This article will help you:
|
It can be difficult to understand the benefits of running different statistical tests. Whether you're planning for an end to end experiment or importing a dataset into an experiment results chart, this article will help clarify how to access a T-test in Amplitude Experiment, as well as how the test is computed.
A T-test is the comparison of means amongst two populations of data to determine if the difference is statistically significant. Amplitude computing uses the Welch's T-test, which comes with a few assumptions about your dataset:
- The Central Limit Theorem applies to the metric.
- Both populations do not share the same variance.
- You don't run the T-test until you've reached the sample size specified by the sample size calculator.
T-tests can be completed as either two-sided (which looks for any change in the metric, in either direction) or one-sided (which looks for an increase or a decrease, but not both). For a two-sided test, a statistically significant increase or decrease is not explicitly stated, while for a one-sided test, it is. (If you select Increase, the upper confidence interval bound is positive infinity; for Decrease, the lower confidence interval bound is negative infinity.)
NOTE: If you have yet to run your experiment or your sample size is large enough, you should use sequential testing instead of running a T-test. Read more about the difference in testing options in this blog.

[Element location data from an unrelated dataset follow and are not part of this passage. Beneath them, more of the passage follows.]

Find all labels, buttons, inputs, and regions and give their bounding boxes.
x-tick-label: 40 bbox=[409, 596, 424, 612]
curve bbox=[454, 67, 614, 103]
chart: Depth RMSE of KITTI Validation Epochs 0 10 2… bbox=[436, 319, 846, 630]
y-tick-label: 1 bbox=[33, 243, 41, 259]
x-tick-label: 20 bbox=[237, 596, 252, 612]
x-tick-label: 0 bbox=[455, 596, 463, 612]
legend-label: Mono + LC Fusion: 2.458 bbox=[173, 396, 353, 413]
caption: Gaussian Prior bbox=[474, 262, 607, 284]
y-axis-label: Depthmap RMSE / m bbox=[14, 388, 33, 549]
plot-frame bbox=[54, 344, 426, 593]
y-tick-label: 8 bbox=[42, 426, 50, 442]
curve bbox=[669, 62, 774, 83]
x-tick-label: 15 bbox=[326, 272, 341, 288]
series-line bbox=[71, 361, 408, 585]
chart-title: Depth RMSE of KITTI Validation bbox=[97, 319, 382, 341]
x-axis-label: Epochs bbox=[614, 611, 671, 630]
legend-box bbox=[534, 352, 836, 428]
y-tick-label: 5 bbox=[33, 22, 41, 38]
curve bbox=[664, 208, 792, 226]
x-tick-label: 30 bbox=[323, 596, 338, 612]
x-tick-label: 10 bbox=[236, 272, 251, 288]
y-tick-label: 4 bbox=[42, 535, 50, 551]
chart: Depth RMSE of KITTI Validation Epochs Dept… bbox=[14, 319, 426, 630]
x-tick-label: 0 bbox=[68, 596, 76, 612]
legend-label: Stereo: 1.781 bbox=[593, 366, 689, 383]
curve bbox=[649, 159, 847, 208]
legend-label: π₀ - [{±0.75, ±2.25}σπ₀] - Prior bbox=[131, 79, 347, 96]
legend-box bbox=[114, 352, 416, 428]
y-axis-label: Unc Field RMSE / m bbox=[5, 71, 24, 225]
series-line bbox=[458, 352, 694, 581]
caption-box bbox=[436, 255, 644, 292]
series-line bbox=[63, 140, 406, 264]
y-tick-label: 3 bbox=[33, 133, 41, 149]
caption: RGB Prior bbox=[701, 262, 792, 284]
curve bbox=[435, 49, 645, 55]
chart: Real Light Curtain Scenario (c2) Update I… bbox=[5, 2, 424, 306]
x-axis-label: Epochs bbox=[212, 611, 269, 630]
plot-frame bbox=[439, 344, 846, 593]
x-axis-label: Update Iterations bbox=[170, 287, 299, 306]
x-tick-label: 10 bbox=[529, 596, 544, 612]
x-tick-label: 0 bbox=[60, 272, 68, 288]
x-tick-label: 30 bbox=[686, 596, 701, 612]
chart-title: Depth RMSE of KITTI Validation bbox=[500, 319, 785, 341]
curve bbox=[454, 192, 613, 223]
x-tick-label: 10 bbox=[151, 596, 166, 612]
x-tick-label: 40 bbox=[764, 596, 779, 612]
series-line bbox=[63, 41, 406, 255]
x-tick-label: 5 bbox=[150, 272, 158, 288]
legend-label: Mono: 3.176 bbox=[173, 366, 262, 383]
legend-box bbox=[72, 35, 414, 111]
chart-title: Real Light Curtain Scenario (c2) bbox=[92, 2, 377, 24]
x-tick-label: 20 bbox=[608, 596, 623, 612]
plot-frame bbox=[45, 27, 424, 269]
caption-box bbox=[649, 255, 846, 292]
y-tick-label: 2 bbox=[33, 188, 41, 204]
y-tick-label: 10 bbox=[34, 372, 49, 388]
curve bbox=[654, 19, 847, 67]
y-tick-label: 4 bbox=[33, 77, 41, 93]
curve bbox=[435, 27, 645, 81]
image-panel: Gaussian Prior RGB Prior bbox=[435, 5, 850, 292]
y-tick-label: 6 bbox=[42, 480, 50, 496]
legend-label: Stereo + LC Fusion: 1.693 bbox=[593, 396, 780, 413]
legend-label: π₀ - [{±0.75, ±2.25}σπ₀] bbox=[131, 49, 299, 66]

Analyze your data with the T-test
You can access the T-test from either the Plan tab or the Analyze tab in Amplitude Experiment.
From the Plan tab, select Increase or Decrease if you want to run a one-sided test, or select Any to run a two-sided test.
Alternatively, follow these steps to analyze your experiment’s results with a T-test:
- From your Experiment Results chart, click the direction of the T-test to change it (Increase, Decrease, or Any).
- Next, click Statistical Settings. Click T-test to modify the Test Type.
- Enter the number of users needed under Samples Per Variant Needed.
NOTE: The T-test works by first computing the sample size you'll need before you can control for a specific false positive and false negative rate. Analyzing your data before reaching the sample size threshold will increase your error rates. See this article for more explanation on how peeking can interrupt your experiment process.
If you're unsure of the sample size to enter in Samples Per Variant, use Amplitude's sample size calculator. To learn more, see our Help Center article on planning experiments with the help of the sample size calculator.
- Lastly, click Apply to change the statistical settings to T-test.
The Analyze tab will now show the T-test results of your experimental data. Please note that sequential testing is the default test type. If you change the test type to a T-test, Amplitude Experiment will not save that change when you refresh or leave the page. Read more about interpreting test results in our Help Center article on Amplitude's Experiment Results chart.
Manage sample size needed for the T-test
You'll need to reach a minimum sample size before you run a T-test. The Analyze tab of the T-test will warn you if your data set is too small.
You can find more information on your sample size requirements in the Cumulative Exposure graph and its corresponding table. The graph shows a constant, dotted line named Sample Size Target, which is the total number of users per variant needed. The table next to the graph highlights the Exposure Remaining, which is the number of users needed by each variant. This information can confirm not only the number of users needed before running the T-test, but also provide an estimate of the time you'll need to complete the experiment before using a T-test to interpret your results.
Unfortunately, reaching the needed sample size does not guarantee your results will be statistically significant. For example, if your lift is smaller than the MDE, then your results often will not be statistically significant.